Most people make the mistake of listing on their resume every position they have ever held. Your resume is like a valuable piece of real estate – a flawless facade is what counts. So give your resume a fresh coat of paint from time to time and make sure it reflects your most important accomplishments.

Staszkow advises senior managers to think of their resume as a "marketing document" that "persuasively advertises on its own behalf."

Highlight your biggest accomplishments, highlight your experience and expertise, and make your resume stand out. This is much more catchy than presenting a long list of responsibilities.

The 1-page rule is more applicable to career starters and employees up to middle management level. Senior executives, on the other hand, need more space to outline their accomplishments and achievements.

Wisdom 3: emphasize individuality

If you had to convince your counterpart of yourself in one minute – would you succeed? What about an elevator pitch where you would not be allowed to name your former employer or your previous positions?

"Leaders need to understand that everyone has to become an entrepreneur at some point," says staszkow. Regardless of the industry, this means that as a talented senior professional, you need to sell yourself well if you want to move to a new industry or convince a new employee of your worth.

"Hiding behind a company or a job title will not get you a new job. What will I find when I search for you on google??", asks staszkow. It thus emphasizes the importance of building your own name and reputation, which stands independently of your current job. So position yourself as an expert, generate credibility. This will help you master your job change and make the next career step.

"It's necessary to do branding on your own behalf – for your personal success as well as your professional success," staszkow said. In an age where anyone can form their own opinion of your credibility and professionalism based on your online presence, that's more important than ever.

Wisdom 4: never stop learning

"I've dealt with a lot of leaders in my life and I can say this: the successful ones among you have never stopped learning. They are always willing to challenge the status quo and move forward," explains staszkow. Convenience is the enemy of every leader. If you want to run a business, you need life experience as well as work experience.

This usually means that managers are older than others in the company. But this advantage can also be dangerous – and that's when executives believe they already know everything – so they don't need to develop, don't need to learn anything more. After all, they are already at the top. But the opposite is true. Senior managers need to stay current if they don't want to be overhauled themselves. What's new in the industry? And what drives the competition?

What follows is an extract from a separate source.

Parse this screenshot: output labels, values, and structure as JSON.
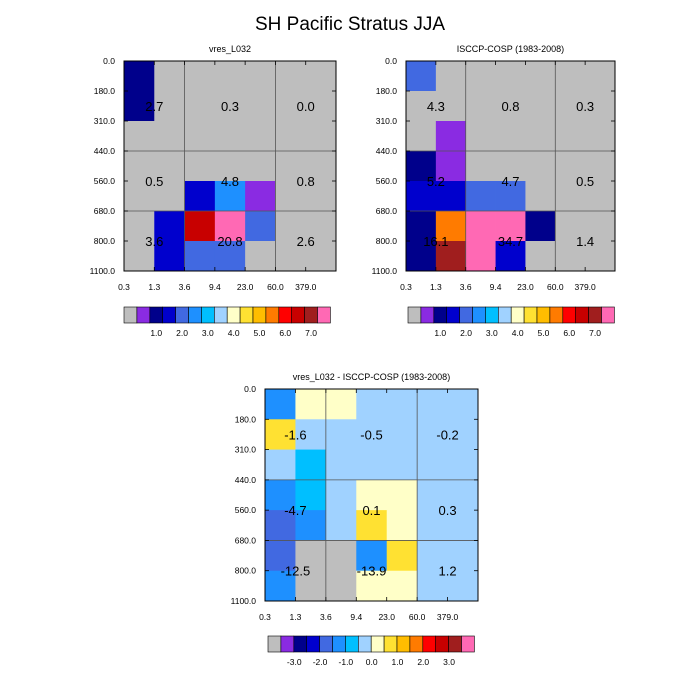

Staszkow recommends sources such as the harvard business review, MIT sloane magazine, or university publications, which also often provide articles for free download. In addition, she suggests networking with other ceos and executives to share ideas and learn from each other.

Wisdom 5: openness to advice

There is no such thing as a failed job change, says staszkow. However, this does not mean that everyone achieves the same. However, it's frustrating when her clients disregard her advice, staszkow admits. "We british say: you can lead a horse to water, but it has to drink itself."

But staszkow remains an optimist. Who wants to master a job change, must also recognize setbacks as learning opportunities.

Changing jobs may not be a walk in the park – sometimes it can drag on for months. However, it is important to remain patient and take good advice.

Managers can only successfully master a job change if they act openly and reflectively.